Le réseau électrique de demain a besoin des cantons

Quatrième article de la série de blogs «Notre réseau» sur la planification stratégique du réseau chez Swissgrid.

Auteure: Sandra Bläuer


L’étroite coopération de tous les partenaires au sein du système est primordiale pour continuer à développer le réseau électrique suisse. Et les cantons en font partie. Aujourd’hui, ils s’impliquent surtout par le biais des gestionnaires de réseau régionaux et, dans le cadre du plan sectoriel des lignes de transport d’électricité, par le biais du groupe d’accompagnement. Dans une interview, les experts Stephan Attiger et Marc Vogel discutent de la manière dont les cantons pourraient à l’avenir avoir encore plus d’influence sur les projets de réseau et contribuer à leur accélération.

Entretien avec

Stephan Attiger, le canton d’Argovie est considéré comme un canton clé en termes d’énergie. Dans quelle mesure vous occupez-vous du réseau électrique en tant que directeur de l’énergie du canton d’Argovie?

Stephan Attiger: Les gestionnaires de réseau sont chargés de garantir un réseau électrique sûr, performant et efficace. En tant que directeur de l’énergie, je suis chargé de réfléchir au système énergétique de demain, aux défis que le réseau électrique devra alors relever et où le réseau atteindra ses limites.

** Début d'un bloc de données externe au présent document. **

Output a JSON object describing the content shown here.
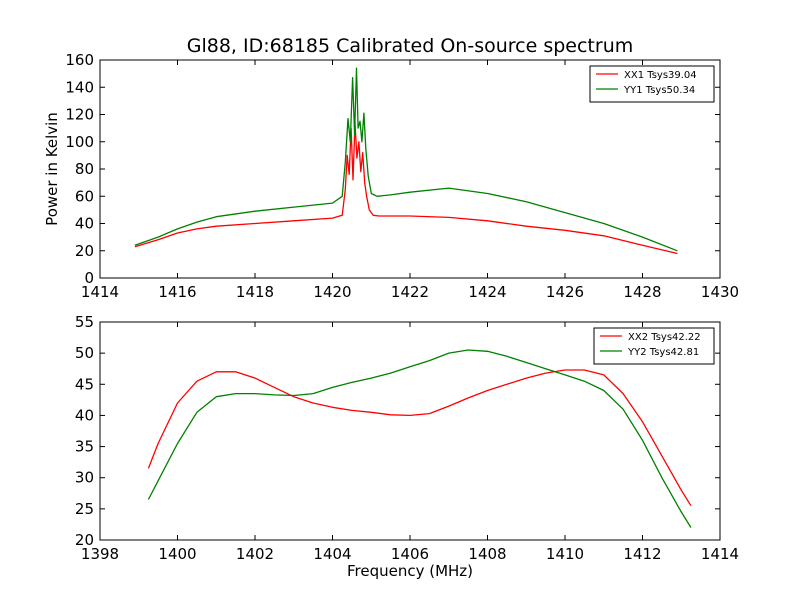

Dans un avenir pas si lointain, nous perdrons d’importantes capacités de production avec la fermeture des centrales nucléaires. De nouvelles installations de production, mais beaucoup plus petites et décentralisées, voient le jour, notamment des installations solaires. À cela s’ajoute l’interaction entre le stockage et la consommation. Cela nécessite des solutions adaptées au réseau qui permettent de gérer de manière flexible les surplus et les déficits du réseau électrique. Les véhicules électriques représentent une solution parmi d’autres.

Quelles sont vos exigences concernant le réseau électrique de demain?

Stephan Attiger: Il ne fait aucun doute que la sécurité d’approvisionnement est une priorité absolue. Pour moi, cela signifie tout d’abord que les différents éléments de réseau doivent répondre aux exigences de l’approvisionnement futur en électricité. Deuxièmement, la fiabilité doit être améliorée. En outre, la décentralisation de l’approvisionnement en électricité, déjà mentionnée, et donc la bidirectionnalité, sont pour moi au centre des préoccupations: à l’avenir, l’électricité doit pouvoir circuler sur le réseau dans les deux sens. Notre réseau électrique actuel n’est pas encore adapté si la production décentralisée d’électricité devait à l’avenir être nettement supérieure à la consommation actuelle, par exemple. Il y a toutefois de premiers pas vers un réseau intelligent. Avec le déploiement de compteurs intelligents, nous sommes sur la bonne voie dans le canton d’Argovie pour exploiter la flexibilité du réseau électrique.

Comment les cantons peuvent-ils exercer une influence pour que le réseau électrique évolue dans la direction souhaitée et que la transition énergétique réussisse?

Stephan Attiger: Les possibilités pour les cantons d’exercer une influence directe sont limitées. En effet, les gestionnaires de réseau sont responsables du réseau électrique et de son développement. En tant que canton, nous pouvons guider l’orientation uniquement par le biais de nos participations au sein des gestionnaires de réseau: pour Axpo, par le biais de la stratégie de l’actionnariat et pour AEW, par le biais de la stratégie de propriétaire. Le développement du réseau de transport est planifié par Swissgrid et contrôlé par l’ElCom. Pour ce faire, il existe des processus de participation, des groupes d’accompagnement et des consultations dans lesquels les cantons s’impliquent. Dans la mesure de ses possibilités, notre canton s’engage intensivement pour un développement ciblé, durable et équilibré du réseau.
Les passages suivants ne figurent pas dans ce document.